When I first watched the skit, I’ll admit that I cringed but also laughed at some parts. For the most part, rather than re-victimizing Dr. Christine Blasey Ford like I was afraid of, they chose not to mention her much throughout the skit. Although, it did not sit well with me when one of the chairmen, played by Alex Moffat, said within the first five minutes: “I kept an open mind which is why I voted yes for Kavanaugh before she [Dr. Ford] said a word. We’ve heard from the alleged victim so now it’s time to hear from the hero.” The mention of Dr. Ford used as the punchline to a joke did not make me laugh, not even on SNL.


A Vulture.com article titled, “The Matt Damon Kavanaugh Sketch Proves How Hard It Is to Do Politics on SNL Now,” mirrors my thoughts. The writer, Mark Harris, brings up that when the majority of SNL’s writer’s are males, there is a subconscious bias and disregard for the issues that affect women far greater than men.


“I do not envy anyone, least of all the show’s three male co-head writers (really, all men?
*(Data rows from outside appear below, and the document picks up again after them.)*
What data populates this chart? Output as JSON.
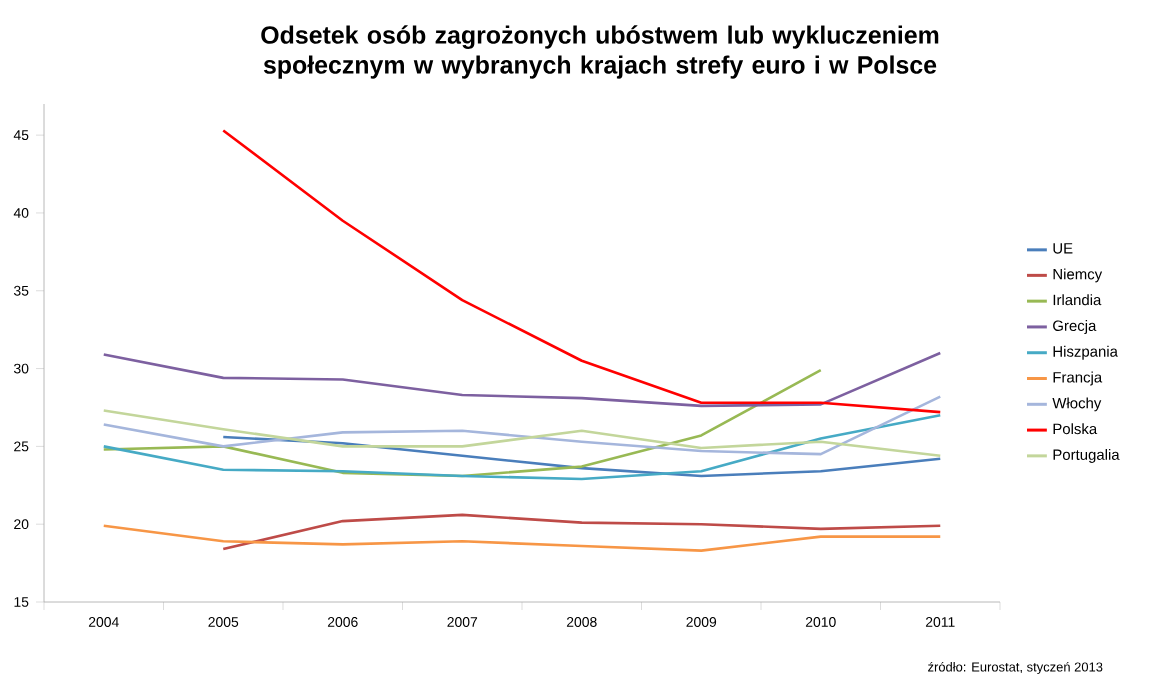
{
  "chart_data": {
    "type": "line",
    "title": "Odsetek osób zagrożonych ubóstwem lub wykluczeniem społecznym w wybranych krajach strefy euro i w Polsce",
    "categories": [
      "2004",
      "2005",
      "2006",
      "2007",
      "2008",
      "2009",
      "2010",
      "2011"
    ],
    "series": [
      {
        "name": "UE",
        "color": "#4a7ebb",
        "values": [
          null,
          25.6,
          25.2,
          24.4,
          23.6,
          23.1,
          23.4,
          24.2
        ]
      },
      {
        "name": "Niemcy",
        "color": "#be4b48",
        "values": [
          null,
          18.4,
          20.2,
          20.6,
          20.1,
          20.0,
          19.7,
          19.9
        ]
      },
      {
        "name": "Irlandia",
        "color": "#98b954",
        "values": [
          24.8,
          25.0,
          23.3,
          23.1,
          23.7,
          25.7,
          29.9,
          null
        ]
      },
      {
        "name": "Grecja",
        "color": "#7d60a0",
        "values": [
          30.9,
          29.4,
          29.3,
          28.3,
          28.1,
          27.6,
          27.7,
          31.0
        ]
      },
      {
        "name": "Hiszpania",
        "color": "#46aac5",
        "values": [
          25.0,
          23.5,
          23.4,
          23.1,
          22.9,
          23.4,
          25.5,
          27.0
        ]
      },
      {
        "name": "Francja",
        "color": "#f79646",
        "values": [
          19.9,
          18.9,
          18.7,
          18.9,
          18.6,
          18.3,
          19.2,
          19.2
        ]
      },
      {
        "name": "Włochy",
        "color": "#a5b6dc",
        "values": [
          26.4,
          25.0,
          25.9,
          26.0,
          25.3,
          24.7,
          24.5,
          28.2
        ]
      },
      {
        "name": "Polska",
        "color": "#ff0000",
        "values": [
          null,
          45.3,
          39.5,
          34.4,
          30.5,
          27.8,
          27.8,
          27.2
        ]
      },
      {
        "name": "Portugalia",
        "color": "#c3d69b",
        "values": [
          27.3,
          26.1,
          25.0,
          25.0,
          26.0,
          24.9,
          25.3,
          24.4
        ]
      }
    ],
    "ylim": [
      15,
      47
    ],
    "yticks": [
      15,
      20,
      25,
      30,
      35,
      40,
      45
    ],
    "legend": "right",
    "grid": false,
    "annotations": [
      "źródło: Eurostat, styczeń 2013"
    ]
  }
}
Still?), whose assignment is to make comic hay out of something that is based so deeply on the pain of a woman putting herself on the line and of the millions of women watching her do it.”

Thankfully, SNL steered clear of any character representation of Dr. Ford or any of Kavanaugh’s accusers and instead, tried to find comedy in making Kavanaugh’s mannerisms into a caricature.


Matt Damon captured Kavanaugh’s absurd behavior by exaggerated screams, interruptions, and references back to his eerily intricate calendar from high school. There were other subtle jokes and jabs sprinkled into the skit, but I found myself still feeling uneasy after watching it.

Although SNL is known, praised even, for the way it can make light of serious subject matters this seemed too fresh and deep of a wound to be touched. On a day when young women all over the United States came forward with their own #MeToo stories in response to the courage displayed by Dr. Ford while recounting her own story, it was someone’s job to to make the chaos of our justice system into a cold open comedy sketch.


There is pain behind the inspiration of this sketch. I may have chuckled during some of the sarcastic remarks, but the discomfort of knowing that someone accused of sexual assault could be taking a seat on the Supreme Court loomed far past that 13 minute skit.

What are your thoughts: Do you think parody of the Kavanaugh hearings is detrimental to the #MeToo movement?